North Carolina won its sixth national championship in program history Monday night, outlasting Gonzaga, 71-65, in one of the most tightly called title games in recent memory. Each team was whistled for 22 fouls and shot 26 free throws, sapping the game of its natural flow.

“This wasn’t the refs’ finest hour,” former Tar Heel and current CBS Sports college basketball analyst Brendan Haywood said on CBS Sports Radio’s Tiki and Tierney. “There were definitely some missed calls down the stretch of the ball game. Then there was the play when they gave Gonzaga an extra possession when they said the ball was tipped out by Carolina on a three-point shot when it clearly wasn’t, which led directly to a three-pointer by Nigel Williams-Goss. There was a lot of fouls. There was inside foul trouble on both sides. So it wasn’t the officials’ finest hour, but at the end of the day, the players still decided the game. In this situation, I’m glad the officials were bad on both sides. They were equally bad.”

In any event, Roy Williams won his third national title and will now be considered one of the best coaches of all time.

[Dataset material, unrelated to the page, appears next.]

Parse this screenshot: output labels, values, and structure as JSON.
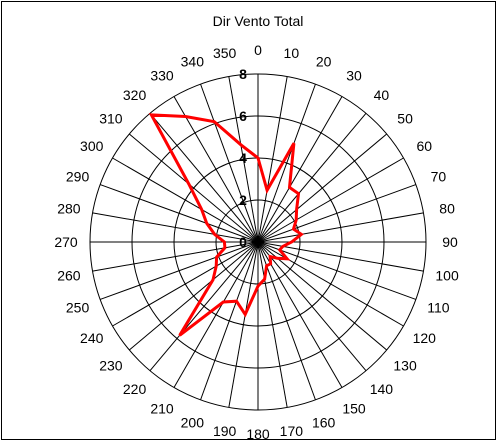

“I don’t think there’s a way that you can’t put him in the top five,” Haywood said. “I think getting to (the final) in the college level is harder than the pro level. If you sign a guy in the pros and he’s really good, you’re going to have your franchise guy for four, five, six years – even 10 years if you resign him. In college, you’re going to have your best player for one year – two max – and then you have to start it all over again. I think what Roy has done at the college level is absolutely phenomenal. He’s definitely in the top five when you talk about a man that’s won three titles (and played) in 11 championship games.”

Williams has won three national titles, three ACC Tournament championships and three Big 12 Tournament championships. He also played in two other national title games and has advanced to nine Final Fours.

Haywood believes that the 66-year-old Williams should be mentioned with the likes of John Wooden, Adolph Rupp and Mike Krzyzewski.

Brandon Tierney wondered about Jim Calhoun, who also won three national titles. Shouldn’t he be in that top-five discussion, too?

“When you’re talking about two guys that have three titles, it’s up for interpretation,” Haywood said. “I won’t speak bad against Coach Jm Calhoun because he has three titles. When you have three titles, no one gets to say anything bad about you.”

Impressively, Williams has won, by and large, without one-and-done players.

“He’s doing it the Carolina way,” Haywood said. “He’s running that secondary break offense that Coach Dean Smith installed years ago, and he runs it to perfection. He doesn’t change it for anybody. Everybody’s talking about it’s the age of the three-point line and you need a stretch four. No, Roy does it with two traditional bigs. They dominate the paint, they play fast, they get lay-ups, they throw the ball inside – and while everybody else is trying to shoot threes, Carolina is trying to dominate the paint. That’s why they still have been able to be so successful, even though they haven’t had the same type of recruits that Kentucky and Duke have gotten in the last couple of years.

“The good thing about Carolina is they’ve gotten good enough recruits that these guys are still top players and then they got years to gel,” Haywood continued. “So instead of getting a guy that’s going to be gone in a year, you get a guy like a Justin Jackson. He gets to play three years, and his game continues to grow. . . . He doesn’t know what these guys are going to turn into or how long they’re going to stay in school. He just goes after the best guys and he thinks they’re good kids. He hopes that they come to the program and they learn from him and they continue to grow.”

Gonzaga, meanwhile, will look to rebound from a crushing title-game loss. The Zags had a chance to win but shot just 33.9 percent from the floor. Przemek Karnowski struggled mightily against Carolina, finishing with nine points on 1-of-8 shooting.

“I think he’s going to have a long professional career, but I’m not sure if it’s going to be in the NBA,” Haywood said. “He’s the prototypical European big man – a big man that can shoot, big body, can pass, not the greatest athlete in the world, but those guys plays overseas at a high level for years. But as far as the NBA, he’s very slow. We saw that he struggled with length (against Carolina). Playing in the WCC, he doesn’t see length like he saw against Carolina very often, so he’s able to do what he wants to do. In the pros, he’s going to play against athletic guys, long guys, guys that are longer and more athletic than Carolina’s guys on a nightly basis. I think he’s going to struggle. He’s kind of ground-bound, and more importantly, the league is always gameplan-specific – way more than college basketball. When teams see Karnowski check into the game, they’re going to involve him in every pick-and-roll in the middle of the floor and they’re going to make it very hard for him to play in the league. I think he’s a great kid. I love his story. I just don’t think he’s an NBA player.”